Above all else an original idea should be confronting. It should make you stand up and take notice, make a stakeholder nervous and create generous debate. It should go against convention – which is my first issue, that too many ideas today, too much creative, simply goes with the flow. Avoid research where possible – while still relevant in many business cases, it’s becoming more and more of a safety net and risk management tool. Proper collaboration with your audience should be conducted before any ideas are created, not after.

The other issue is the communal creative approach – to source inspiration, to reference what others have done. ‘We all want what everyone else has’ is becoming the core of more so-called creative briefs – which are effectively execution briefs. They lead to ‘like-minded inspiration’ approaches and the unfounded belief that ‘the grass is greener on the other side’.

This bothers me, particularly in a world where anything can be found in a matter of seconds and you can talk to anyone, anywhere in the world just as quickly, often face to face. Isn’t inspiration now omnipresent? This is why we’re immersed in creativity – being made aware of it by association through feeds, friends, blogs and subscriptions without having to think about it. We’re just waiting for ideas to happen, for them to simply surface around us. We’re getting lazy, being re-programmed from thinking in an original manner to simply thinking Me Too.

The creativity that launched so much of the technology in our lives, making us more creative in the process, might turn out to be our undoing. Has creativity reached saturation? Are we stuck in the fishbowl? I believe we’re close to a pivotal point in our creative evolution and it may have something do with connected devices.

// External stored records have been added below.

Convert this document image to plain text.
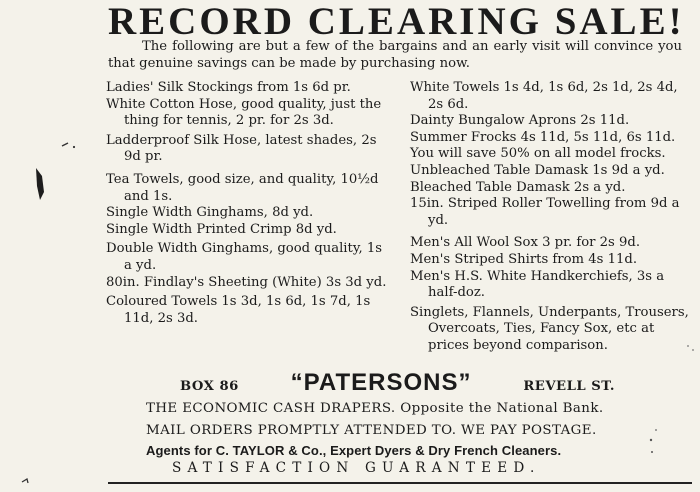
RECORD CLEARING SALE!

The following are but a few of the bargains and an early visit will convince you that genuine savings can be made by purchasing now.

Ladies' Silk Stockings from 1s 6d pr.

White Cotton Hose, good quality, just the thing for tennis, 2 pr. for 2s 3d.

Ladderproof Silk Hose, latest shades, 2s 9d pr.

Tea Towels, good size, and quality, 10½d and 1s.

Single Width Ginghams, 8d yd.

Single Width Printed Crimp 8d yd.

Double Width Ginghams, good quality, 1s a yd.

80in. Findlay's Sheeting (White) 3s 3d yd.

Coloured Towels 1s 3d, 1s 6d, 1s 7d, 1s 11d, 2s 3d.

White Towels 1s 4d, 1s 6d, 2s 1d, 2s 4d, 2s 6d.

Dainty Bungalow Aprons 2s 11d.

Summer Frocks 4s 11d, 5s 11d, 6s 11d.

You will save 50% on all model frocks.

Unbleached Table Damask 1s 9d a yd.

Bleached Table Damask 2s a yd.

15in. Striped Roller Towelling from 9d a yd.

Men's All Wool Sox 3 pr. for 2s 9d.

Men's Striped Shirts from 4s 11d.

Men's H.S. White Handkerchiefs, 3s a half-doz.

Singlets, Flannels, Underpants, Trousers, Overcoats, Ties, Fancy Sox, etc at prices beyond comparison.

BOX 86 “PATERSONS”	REVELL ST.
THE ECONOMIC CASH DRAPERS. Opposite the National Bank.
MAIL ORDERS PROMPTLY ATTENDED TO. WE PAY POSTAGE.
Agents for C. TAYLOR & Co., Expert Dyers & Dry French Cleaners.
SATISFACTION GUARANTEED.
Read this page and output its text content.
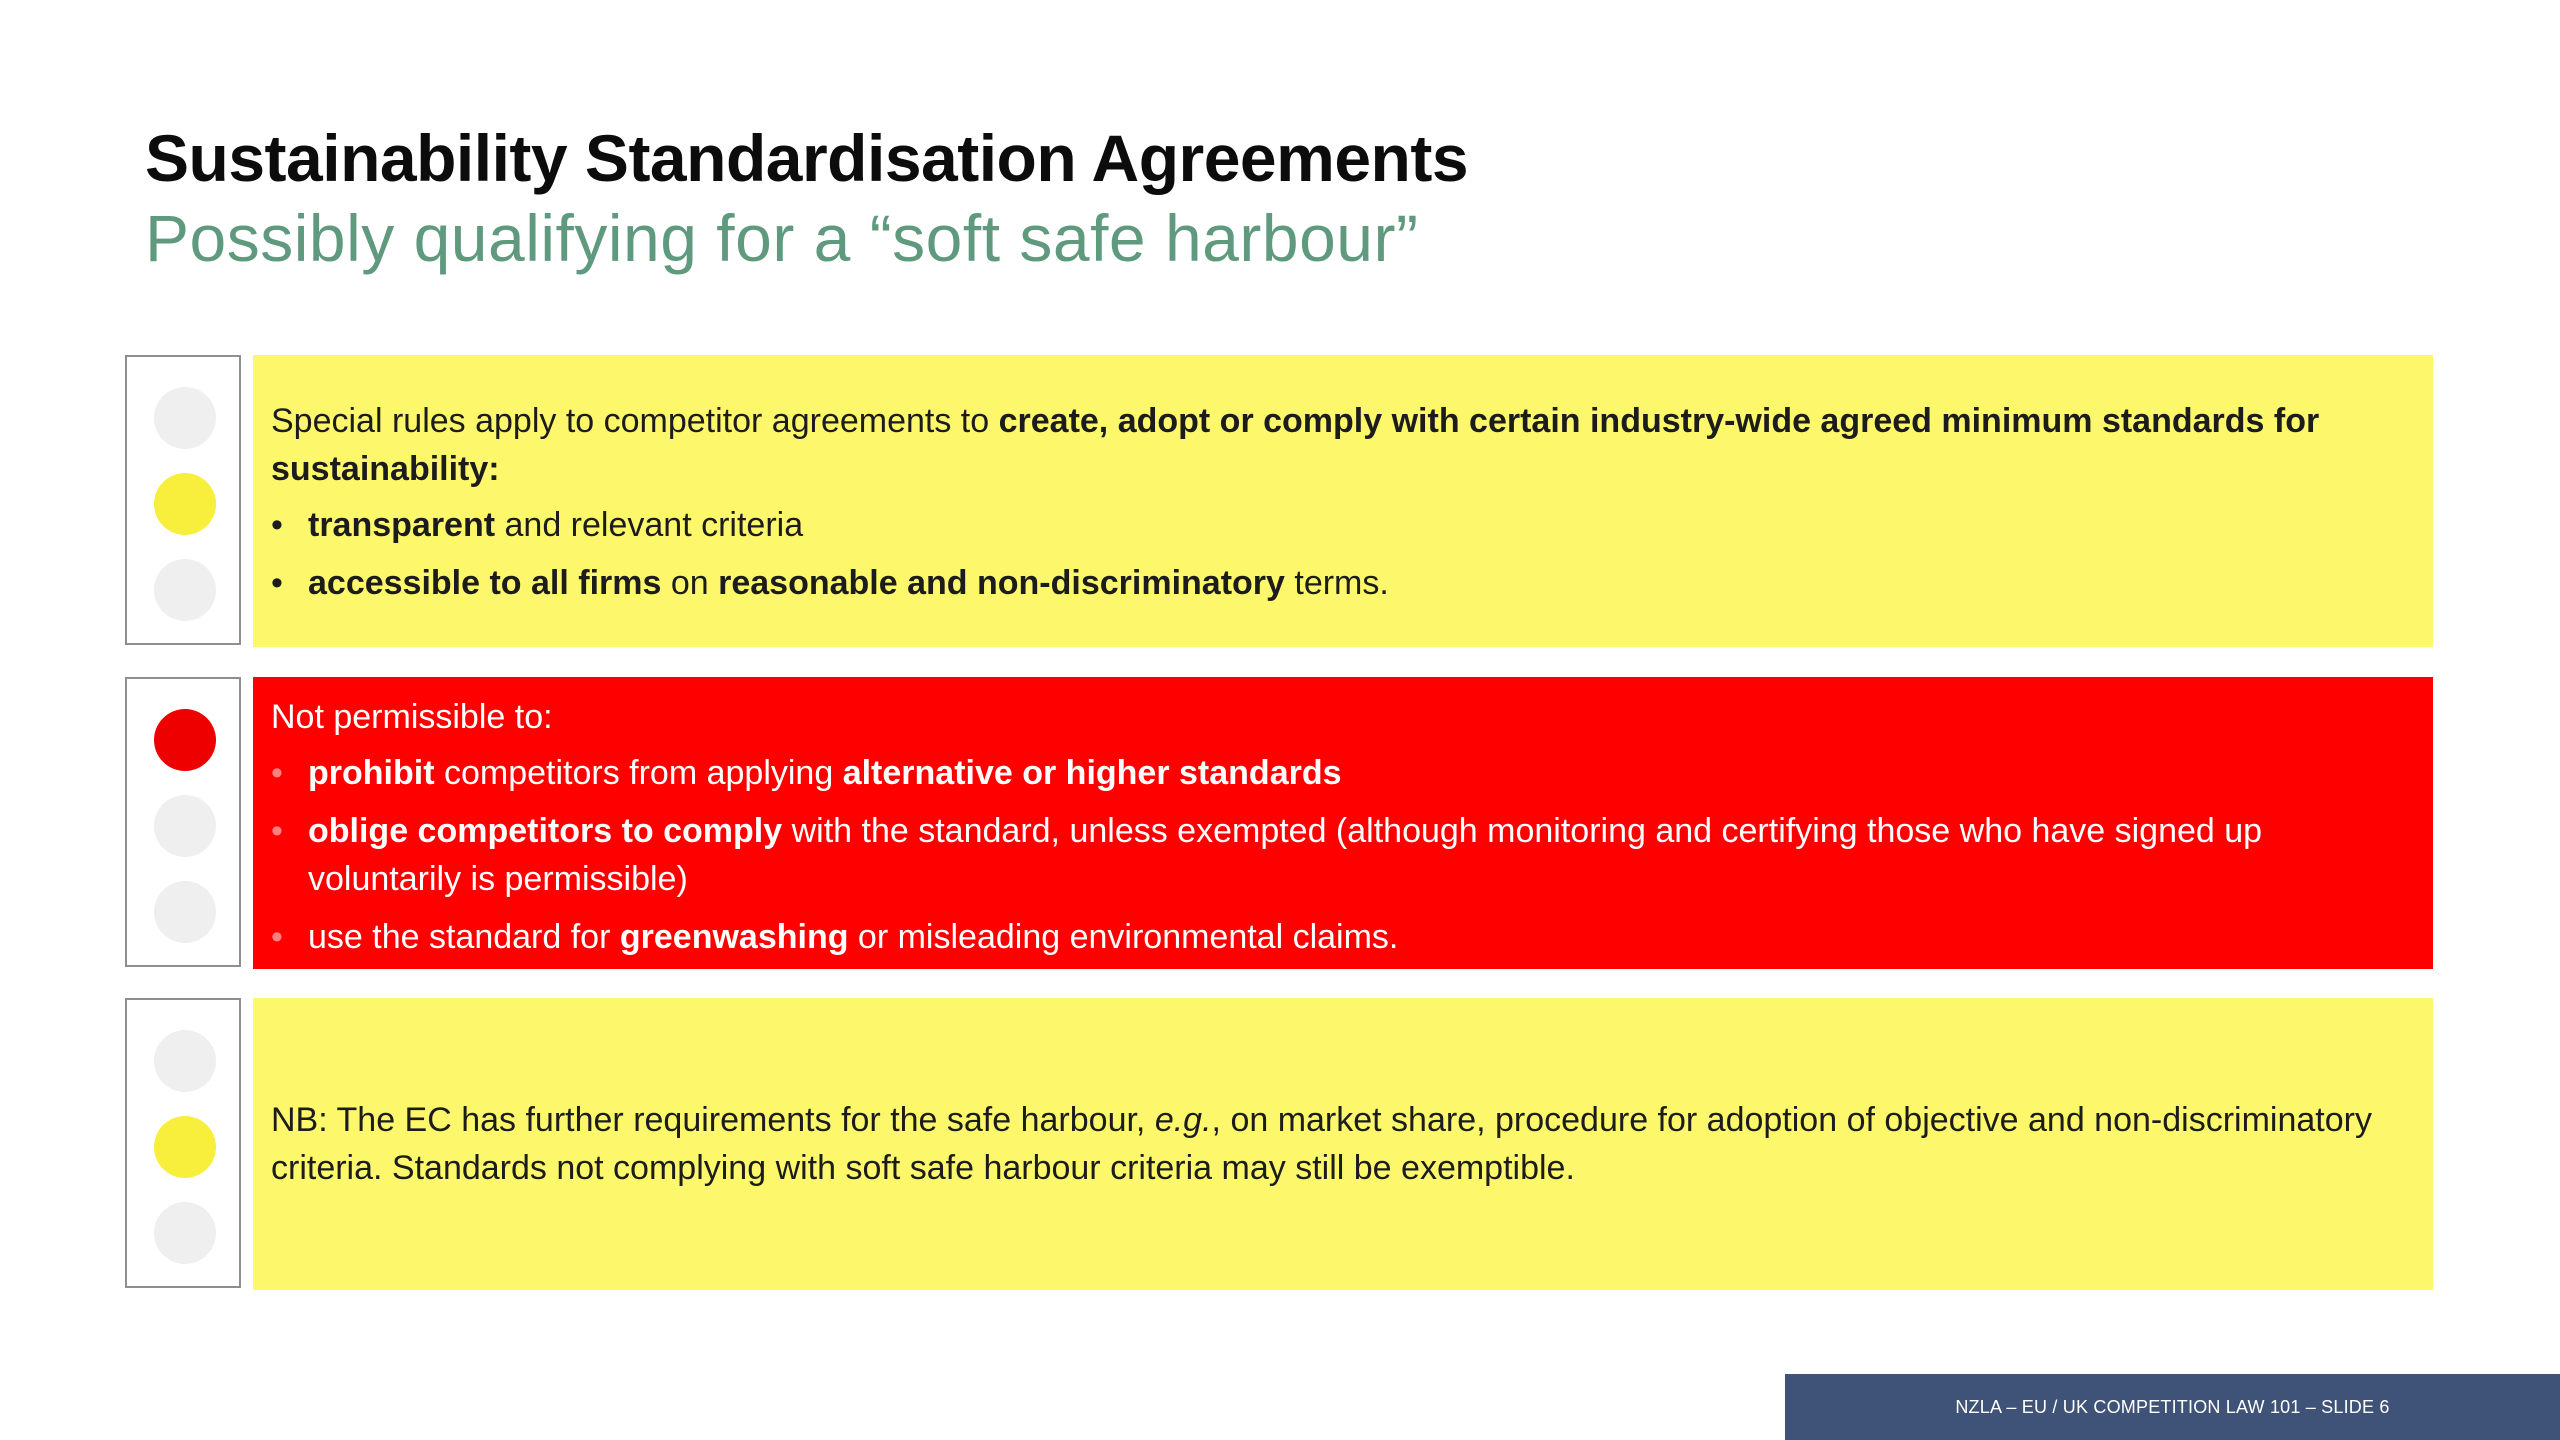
Sustainability Standardisation Agreements
Possibly qualifying for a “soft safe harbour”

Special rules apply to competitor agreements to create, adopt or comply with certain industry-wide agreed minimum standards for sustainability:

• transparent and relevant criteria
• accessible to all firms on reasonable and non-discriminatory terms.

Not permissible to:

• prohibit competitors from applying alternative or higher standards
• oblige competitors to comply with the standard, unless exempted (although monitoring and certifying those who have signed up voluntarily is permissible)
• use the standard for greenwashing or misleading environmental claims.

NB: The EC has further requirements for the safe harbour, e.g., on market share, procedure for adoption of objective and non-discriminatory criteria. Standards not complying with soft safe harbour criteria may still be exemptible.

NZLA – EU / UK COMPETITION LAW 101 – SLIDE 6
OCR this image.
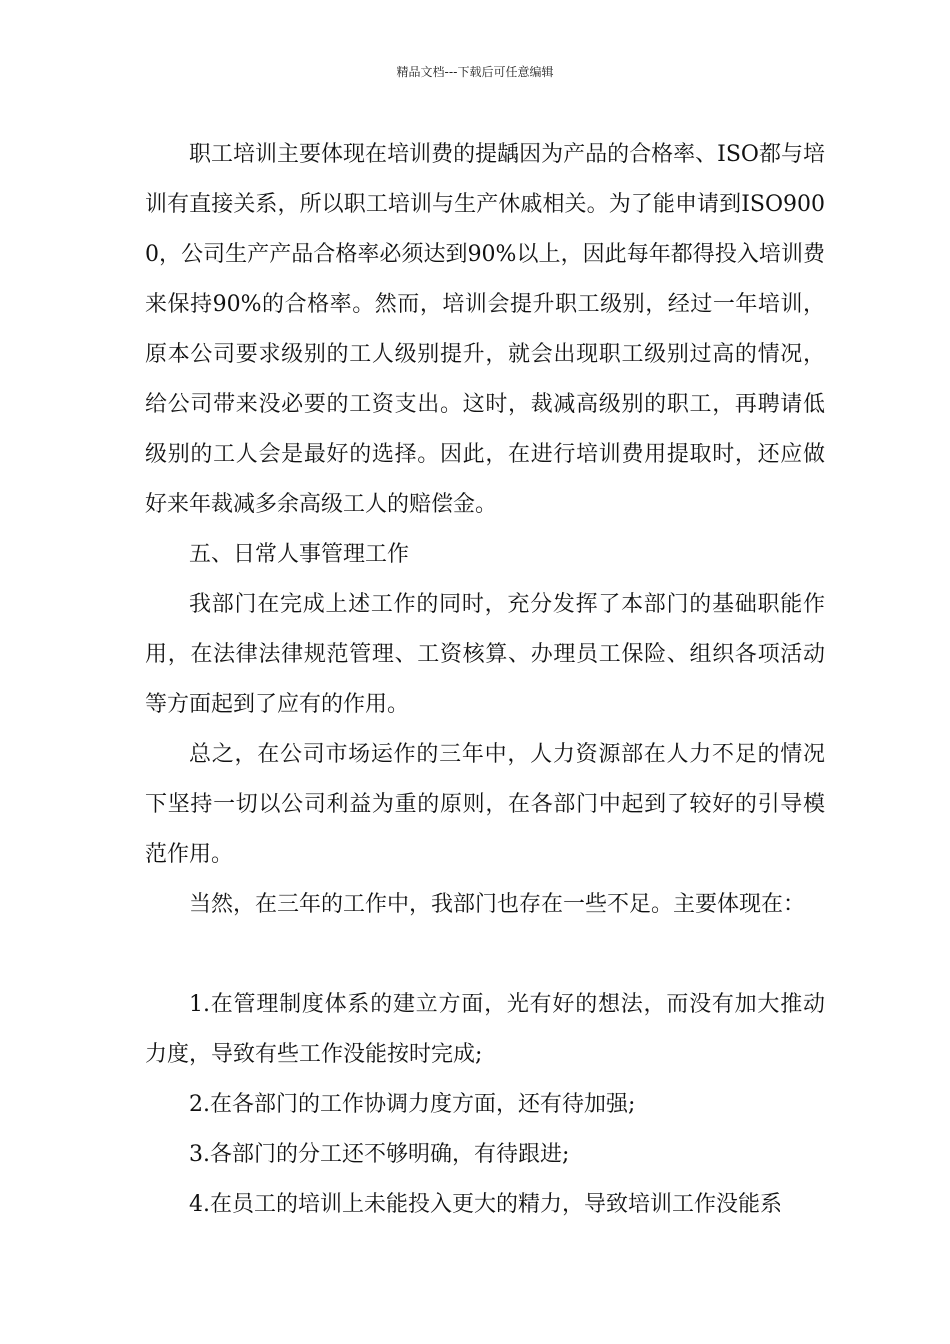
精品文档---下载后可任意编辑

职工培训主要体现在培训费的提龋因为产品的合格率、ISO都与培训有直接关系，所以职工培训与生产休戚相关。为了能申请到ISO9000，公司生产产品合格率必须达到90%以上，因此每年都得投入培训费来保持90%的合格率。然而，培训会提升职工级别，经过一年培训，原本公司要求级别的工人级别提升，就会出现职工级别过高的情况，给公司带来没必要的工资支出。这时，裁减高级别的职工，再聘请低级别的工人会是最好的选择。因此，在进行培训费用提取时，还应做好来年裁减多余高级工人的赔偿金。

五、日常人事管理工作

我部门在完成上述工作的同时，充分发挥了本部门的基础职能作用，在法律法律规范管理、工资核算、办理员工保险、组织各项活动等方面起到了应有的作用。

总之，在公司市场运作的三年中，人力资源部在人力不足的情况下坚持一切以公司利益为重的原则，在各部门中起到了较好的引导模范作用。

当然，在三年的工作中，我部门也存在一些不足。主要体现在：

1.在管理制度体系的建立方面，光有好的想法，而没有加大推动力度，导致有些工作没能按时完成;

2.在各部门的工作协调力度方面，还有待加强;

3.各部门的分工还不够明确，有待跟进;

4.在员工的培训上未能投入更大的精力，导致培训工作没能系
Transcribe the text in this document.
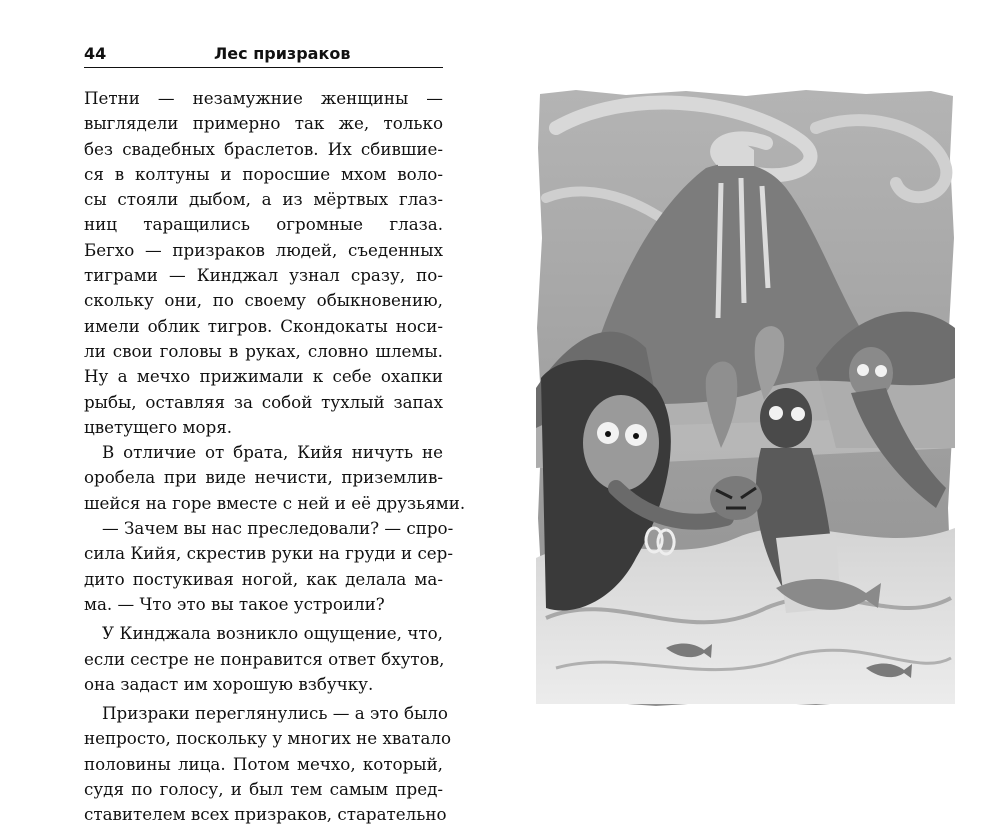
44	Лес призраков
Петни — незамужние женщины —
выглядели примерно так же, только
без свадебных браслетов. Их сбившие-
ся в колтуны и поросшие мхом воло-
сы стояли дыбом, а из мёртвых глаз-
ниц таращились огромные глаза.
Бегхо — призраков людей, съеденных
тиграми — Кинджал узнал сразу, по-
скольку они, по своему обыкновению,
имели облик тигров. Скондокаты носи-
ли свои головы в руках, словно шлемы.
Ну а мечхо прижимали к себе охапки
рыбы, оставляя за собой тухлый запах
цветущего моря.
В отличие от брата, Кийя ничуть не
оробела при виде нечисти, приземлив-
шейся на горе вместе с ней и её друзьями.
— Зачем вы нас преследовали? — спро-
сила Кийя, скрестив руки на груди и сер-
дито постукивая ногой, как делала ма-
ма. — Что это вы такое устроили?
У Кинджала возникло ощущение, что,
если сестре не понравится ответ бхутов,
она задаст им хорошую взбучку.
Призраки переглянулись — а это было
непросто, поскольку у многих не хватало
половины лица. Потом мечхо, который,
судя по голосу, и был тем самым пред-
ставителем всех призраков, старательно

Without getting too dark, let’s just say genuine creativity is at a loss or in limited quality and supply at the moment. At the time of writing, the iPhone 5 and iPad mini have recently been released, and along with Apple’s share price, reviews have headed south. How on earth do you generate captivating innovation in an update or upgrade? I would argue that Hollywood has never made a better sequel than the original. ‘Not enough wow in this version’ they say en masse. We all have bigger expectations, become bigger critics and more sociable on the subject. Let’s not forget this is the social generation and these are the tools that give us the channels to voice ourselves – hence the overwhelming focus and critique.

Speaking of this generation, the Me Too or the Too Me as I prefer, standing out in the world is becoming a standard ambition. The digital age has certainly fueled this further. New site, new app, new platform, new techpreneur. In the digital age, game changing ideas are linked to popularity. But how genuinely creative is an app that millions of people download, use relentlessly proving to be more mind-numbing(transit entertainment) than valuable or beneficial? While not all apps are the same, there are plenty like this. That’s why in part, creativity is standing still, taking a back seat to opportunity. Maybe the formula for success and creativity has become intertwined.

So if you’re still with me, I believe creativity is in danger of becoming a commodity. All things creative have converged into everything we do and the original thinker has become endangered(I was about to list some great examples like Warhol and Dylan, but didn’t want to commodify them in the same sentence out of respect).

If you’re wondering what the answer is, stay true. Be authentic. Work with people you respect – people who can promote relevant change through thinking outside the square more often than in. People who can strategically challenge convention for the right reasons and generate ideas that simply written on paper are powerful and compelling. Someone who can deliver the value in creativity’s definition.

For the time being, I find myself talking to clients and groups about being ‘creactive’ rather than just being truly creative. Creative, for me, is being redefined and revalued.